The slightly expanded explanation is that Excuse Me is divided into several sections that place the cartoons by theme. Chapters like “Love & Dating” and “Gender Politics and Politics in General” are likely to get certain men wanting to offer Finck their advice and commentary and women seeing their own experiences in Finck’s, while “Animals” is probably more of a safe zone. “Humanity” is a less-gendered expression that might infuriate certain men, as is “Time, Space, and How to Navigate Them,” but “Strangeness Shyness Sadness” and “Notes to Self” get incredibly personal while also doing the work of linking the more universal observations of the earlier chapters with how they manifest in Finck’s life.
But here comes the longer explanation. I think the reason Finck initially turned heads with her cartoon work and then amassed the devoted following that she has is pretty well contained in Excuse Me. Whether she’s depicting the code language of relationships or charting the behavior society demands of women, the short term intention is to amuse, but the lingering result is indicative of Finck’s own approach to life and her work. She’s just searching for what many intelligent, creative people do in their work. She’s reflecting. She’s trying to make sense of it. She’s simultaneously tracing out the patterns and noticing the randomness. She’s putting down on paper how the threads of our society work, how they extend around the men she encounters and the women she encounters and herself and figuring out whether these are threads of intentionality or chaos
I’ve said it before and I’ll stress it here — Finck is a deep thinker, one of the deepest in comics, but her talent is for translating that into simple presentations that speak of her ideas and conclusions in accessible ways. In her typical presentation, you encounter her work one Instagram post at a time and you don’t always see the larger construct that’s building up around you. Her excellent graphic memoir Passing For Human did the job of mapping her process out and revealing that the whole of it is probably more important than the bits of it because the bits of it are arguments building to a larger thesis — that is, the whole of it. You can take in one of her cartoons or look at one of her behavior charts or read one of her hand-written lists and enjoy it and agree with the point of it, but it’s all these things accrued that make the actual statement. It’s as if Finck uses cartooning to compile evidence for a carefully rendered argument in a debate she’s holding with the universe itself, and the collection of all her evidence, in cartoon form, is the total sum of what she has been stressing to the universe.
And as much as she might point a finger at other people — say, strangers in a coffee shop who ask her if they can borrow a chair at her table, or men there might be a relationship possibility who want to suck all her attention and emotion into their empty vacuumous soul — she’s just as likely to direct that finger at herself. Finck’s work is self-deprecating, but not without seeking context — even as she turns on herself, she’s also working to document where, culturally and personally, that behavior comes from. It’s not enough for Finck to depict moments of low self-esteem, she wants to know about its manifestation.
And in her presentation, she sees clearly that we are all victims of the cultural and familial material that constructs who we are and who everyone else is, but at the same time, we also hold some responsibility for not giving in to the fate that these materials push us toward. We can question, we can alter.

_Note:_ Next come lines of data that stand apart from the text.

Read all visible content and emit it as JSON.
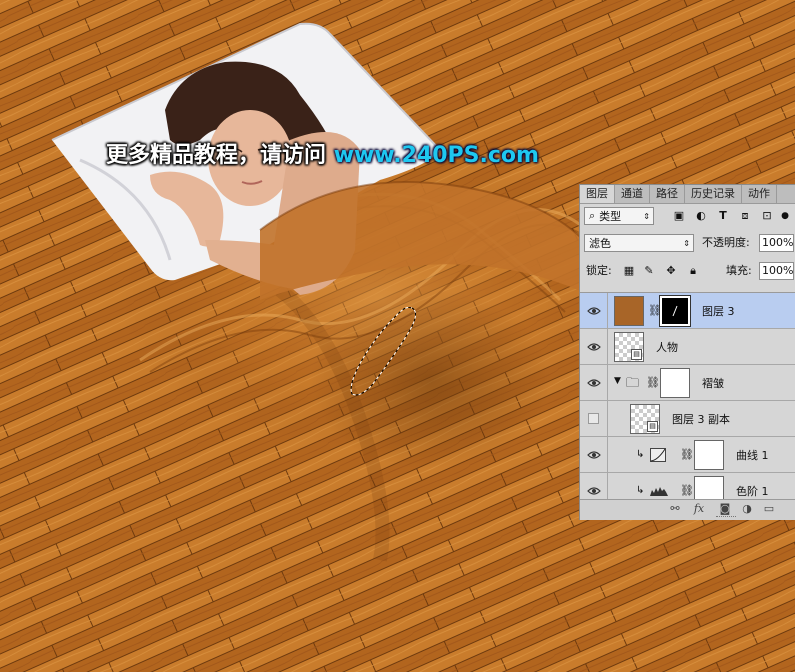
{
  "watermark": {
    "prefix": "更多精品教程，请访问",
    "url": "www.240PS.com"
  },
  "colors": {
    "wood_base": "#b8681c",
    "wood_light": "#d68a36",
    "wood_dark": "#8a4a12",
    "selected_layer": "#b9cdf0",
    "watermark_url": "#1ec8f0",
    "fill_swatch": "#a86528"
  },
  "panel": {
    "tabs": [
      "图层",
      "通道",
      "路径",
      "历史记录",
      "动作"
    ],
    "active_tab": "图层",
    "filter": {
      "search_icon": "search-icon",
      "label": "类型"
    },
    "blend_mode": "滤色",
    "opacity_label": "不透明度:",
    "opacity_value": "100%",
    "lock_label": "锁定:",
    "fill_label": "填充:",
    "fill_value": "100%",
    "layers": [
      {
        "name": "图层 3",
        "visible": true,
        "selected": true,
        "type": "fill-with-mask"
      },
      {
        "name": "人物",
        "visible": true,
        "selected": false,
        "type": "smart-object"
      },
      {
        "name": "褶皱",
        "visible": true,
        "selected": false,
        "type": "group-with-mask",
        "expanded": true
      },
      {
        "name": "图层 3 副本",
        "visible": false,
        "selected": false,
        "type": "smart-object"
      },
      {
        "name": "曲线 1",
        "visible": true,
        "selected": false,
        "type": "adjustment-clipped"
      },
      {
        "name": "色阶 1",
        "visible": true,
        "selected": false,
        "type": "adjustment-clipped"
      }
    ],
    "footer_icons": [
      "link-icon",
      "fx-icon",
      "mask-icon",
      "adjustment-icon",
      "folder-icon"
    ]
  }
}
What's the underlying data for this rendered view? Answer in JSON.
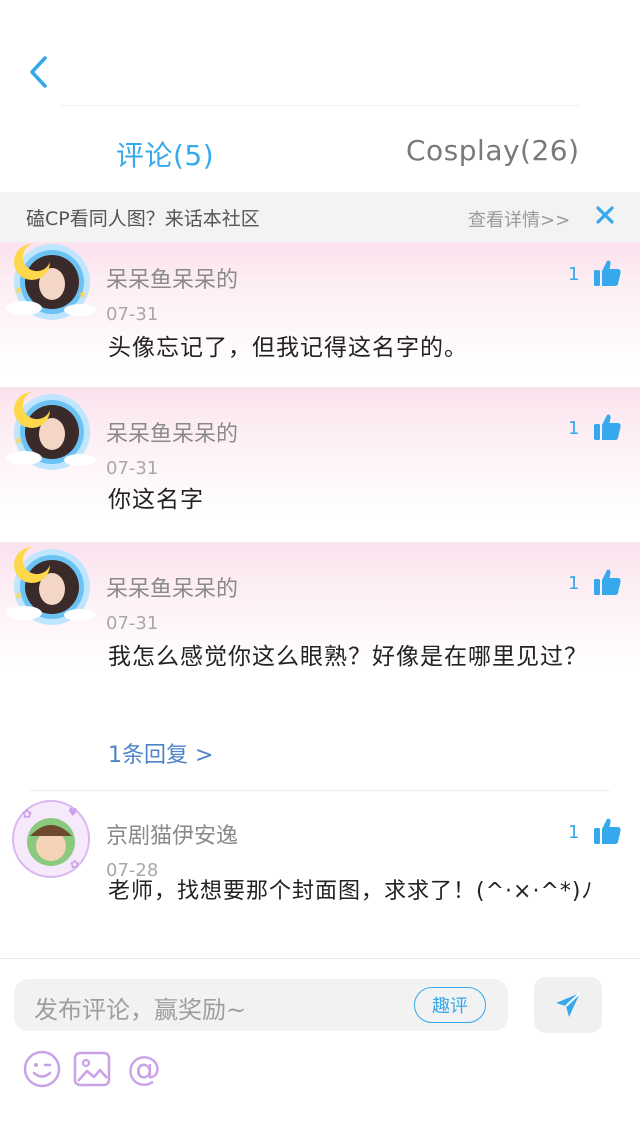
{
  "header": {
    "back_icon": "chevron-left-icon"
  },
  "tabs": [
    {
      "label": "评论(5)",
      "active": true
    },
    {
      "label": "Cosplay(26)",
      "active": false
    }
  ],
  "banner": {
    "text": "磕CP看同人图？来话本社区",
    "details": "查看详情>>",
    "close_icon": "close-icon"
  },
  "comments": [
    {
      "user": "呆呆鱼呆呆的",
      "date": "07-31",
      "text": "头像忘记了，但我记得这名字的。",
      "likes": "1"
    },
    {
      "user": "呆呆鱼呆呆的",
      "date": "07-31",
      "text": "你这名字",
      "likes": "1"
    },
    {
      "user": "呆呆鱼呆呆的",
      "date": "07-31",
      "text": "我怎么感觉你这么眼熟？好像是在哪里见过？",
      "likes": "1",
      "replies": "1条回复 >"
    },
    {
      "user": "京剧猫伊安逸",
      "date": "07-28",
      "text": "老师，找想要那个封面图，求求了！(^·×·^*)ﾉ",
      "likes": "1"
    }
  ],
  "composer": {
    "placeholder": "发布评论，赢奖励~",
    "qupin": "趣评",
    "send_icon": "send-icon",
    "tools": [
      "emoji-icon",
      "image-icon",
      "at-icon"
    ]
  },
  "colors": {
    "accent": "#35a9ec",
    "tool": "#c9a2e8"
  }
}
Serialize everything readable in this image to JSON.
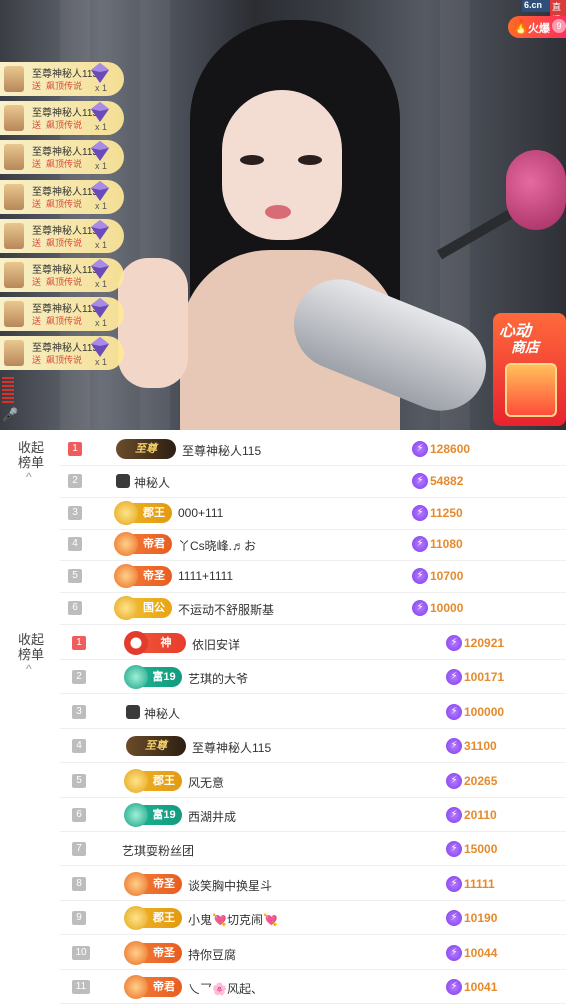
{
  "stream": {
    "site_label": "6.cn",
    "live_label": "直播",
    "hot_label": "火爆",
    "hot_count": "9",
    "shop_title_1": "心动",
    "shop_title_2": "商店"
  },
  "gift_notices": [
    {
      "name": "至尊神秘人115",
      "send": "送",
      "gift": "飙顶传说",
      "count": "x 1"
    },
    {
      "name": "至尊神秘人115",
      "send": "送",
      "gift": "飙顶传说",
      "count": "x 1"
    },
    {
      "name": "至尊神秘人115",
      "send": "送",
      "gift": "飙顶传说",
      "count": "x 1"
    },
    {
      "name": "至尊神秘人115",
      "send": "送",
      "gift": "飙顶传说",
      "count": "x 1"
    },
    {
      "name": "至尊神秘人115",
      "send": "送",
      "gift": "飙顶传说",
      "count": "x 1"
    },
    {
      "name": "至尊神秘人115",
      "send": "送",
      "gift": "飙顶传说",
      "count": "x 1"
    },
    {
      "name": "至尊神秘人115",
      "send": "送",
      "gift": "飙顶传说",
      "count": "x 1"
    },
    {
      "name": "至尊神秘人115",
      "send": "送",
      "gift": "飙顶传说",
      "count": "x 1"
    }
  ],
  "rank1": {
    "toggle_label": "收起榜单",
    "rows": [
      {
        "rank": "1",
        "badge": "至尊",
        "name": "至尊神秘人115",
        "score": "128600"
      },
      {
        "rank": "2",
        "badge": "",
        "name": "神秘人",
        "score": "54882"
      },
      {
        "rank": "3",
        "badge": "郡王",
        "name": "000+111",
        "score": "11250"
      },
      {
        "rank": "4",
        "badge": "帝君",
        "name": "丫Cs晓峰.♬お",
        "score": "11080"
      },
      {
        "rank": "5",
        "badge": "帝圣",
        "name": "1111+1111",
        "score": "10700"
      },
      {
        "rank": "6",
        "badge": "国公",
        "name": "不运动不舒服斯基",
        "score": "10000"
      }
    ]
  },
  "rank2": {
    "toggle_label": "收起榜单",
    "rows": [
      {
        "rank": "1",
        "badge": "神",
        "name": "依旧安详",
        "score": "120921"
      },
      {
        "rank": "2",
        "badge": "富19",
        "name": "艺琪的大爷",
        "score": "100171"
      },
      {
        "rank": "3",
        "badge": "",
        "name": "神秘人",
        "score": "100000"
      },
      {
        "rank": "4",
        "badge": "至尊",
        "name": "至尊神秘人115",
        "score": "31100"
      },
      {
        "rank": "5",
        "badge": "郡王",
        "name": "风无意",
        "score": "20265"
      },
      {
        "rank": "6",
        "badge": "富19",
        "name": "西湖井成",
        "score": "20110"
      },
      {
        "rank": "7",
        "badge": "",
        "name": "艺琪耍粉丝团",
        "score": "15000"
      },
      {
        "rank": "8",
        "badge": "帝圣",
        "name": "谈笑胸中换星斗",
        "score": "11111"
      },
      {
        "rank": "9",
        "badge": "郡王",
        "name": "小鬼💘切克闹💘",
        "score": "10190"
      },
      {
        "rank": "10",
        "badge": "帝圣",
        "name": "持你豆腐",
        "score": "10044"
      },
      {
        "rank": "11",
        "badge": "帝君",
        "name": "乀乛🌸风起、",
        "score": "10041"
      }
    ]
  },
  "colors": {
    "score": "#e58a2d",
    "rank_first": "#ee5c5c",
    "rank_other": "#bdbdbd",
    "bolt": "#7f3df0"
  },
  "icons": {
    "bolt": "⚡",
    "mystery": "mystery-person-icon",
    "mic": "🎤",
    "caret": "^"
  }
}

The people who really love Finck’s comics, the people she is speaking to and in some ways for, are her scores of followers on Instagram, a group that seems made up largely of women, probably nearer Finck’s age. Many of Finck’s cartoons, stripped to their essence, are very, very personal observations culled from her own experiences, but it’s apparent that a lot of other women recognize them as either similar to their own experiences or putting their experiences into a form that they themselves have not previously encountered. The relationship between Finck and her audience is a special one.
But you don’t have to be in that demographic to appreciate Finck’s work, to be enlightened by it, or even to identify with aspects of it. While so much of Finck’s cartoons do speak to gender, there are significant sections that speak to feeling and being different, to not belonging, to — as her chapter title puts it — the “Strangeness Shyness Sadness” that can define this state of quiet alienation. For me, this is the aspect that speaks strongest on a personal level, but the entire sphere of what Finck puts down on paper is enlightening and gracious in its honesty, and it begs the reader to absorb and ruminate over those parts that may not be personal concerns.
This world overflows with shallow work that never asks the unexpected questions, and certainly never questions itself. That’s why Finck’s work is engaging and important, often revelatory and definitely makes a number of people feel less alone in the universe, and that’s why it has come to mean so much to so many.